Charles: I’d written the script, and I knew I needed something very specific from the lead, and it was going to be very hard to find. I needed someone about 13 years old, who had all of this maturity and innocence at the same time, who could hold the screen without doing anything, almost. These sort of enigmatic qualities are very hard to find in a typical 12/13 year old. So it occurred to me that it didn’t matter what race they were, and in many ways it didn’t matter whether they were a boy or a girl, and I could rewrite the story around who that was. So when I cast Yared Scott after looking through some 400 kids, it was essentially the same story, but I brought the nuances from his Ethiopian Australian background to it. I had four Ethiopian Australian advisors to make sure I didn’t include anything that was untrue or offensive. Ultimately, there was details added, but not a lot changed to the story. In fact, three of the Ethiopian Australian advisors told me separately that they were certain this was originally written as an Ethiopian Australian story.
GFM: Why did you decide to film this film in 16 millimeter?
Charles: That was never a dogmatic thing for me.
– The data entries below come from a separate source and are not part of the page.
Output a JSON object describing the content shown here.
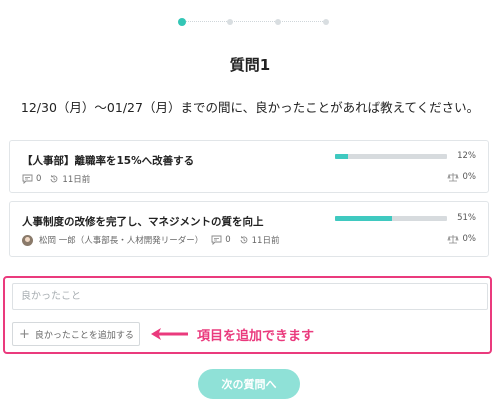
{
  "stepper": {
    "steps": 4,
    "current": 1
  },
  "question": {
    "title": "質問1",
    "text": "12/30（月）〜01/27（月）までの間に、良かったことがあれば教えてください。"
  },
  "cards": [
    {
      "title": "【人事部】離職率を15%へ改善する",
      "comments": "0",
      "date": "11日前",
      "progress_pct": 12,
      "progress_label": "12%",
      "rate_label": "0%"
    },
    {
      "title": "人事制度の改修を完了し、マネジメントの質を向上",
      "owner": "松岡 一郎（人事部長・人材開発リーダー）",
      "comments": "0",
      "date": "11日前",
      "progress_pct": 51,
      "progress_label": "51%",
      "rate_label": "0%"
    }
  ],
  "form": {
    "placeholder": "良かったこと",
    "add_label": "良かったことを追加する"
  },
  "annotation": "項目を追加できます",
  "next_label": "次の質問へ",
  "colors": {
    "accent": "#34c6b6",
    "highlight": "#ea3a7d",
    "next_button": "#8fe1d7"
  }
}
I’ve shot a lot of stuff on film over the years, but I’ve also shot digitally, and this was just a series of conversations between me and the DoP. Thematically, the film is largely about this sort of organic erosion of the way we see the world, and how imperfect our memories can be, and that sort of lent itself a lot to the randomness and beauty of film.
GFM: You’ve invested a lot of your career in shorts, having made 5 short films so far. What are your views on the short film format and its place in your career?
Charles: Shorts are a necessity, regardless of what kind of films you want to make, because no one’s going to give you a million dollars up front, or whatever you need for a feature. But as their own art form, they’re tremendously difficult to get right. One of the reasons, I think, is that you’re always on training wheels, and then the shoot’s over. Most people that have made a feature will tell you, “Oh, we had to cut most of what we shot in the first week, because no one found their feet yet.” When you’re a short film maker, that’s the entirety of your film. So with this film, we worked really hard for a number of weeks before the shoot. I would write scenes that weren’t included in the movie, and myself and the actors would perform them, often on set, and then we’d roll the cameras late.
GFM: What does being accepted into the Palme d’Or Competition at Cannes mean to you?
Charles: The world, really. There’s no greater aspiration I would have for a short film, or a feature, I think. I mean, Cannes is like the Mecca for great cinema, and to even have a short film included in that realm, it means a lot to me personally, but maybe even more importantly, it means a lot to the outside world. As short filmmakers, you are just elbowing your way in around the fringes of a film industry, and so when you get an opportunity to be at a festival this acclaimed, I think it helps go some of the way to people going, “Okay, well maybe this person, we can start to take seriously.”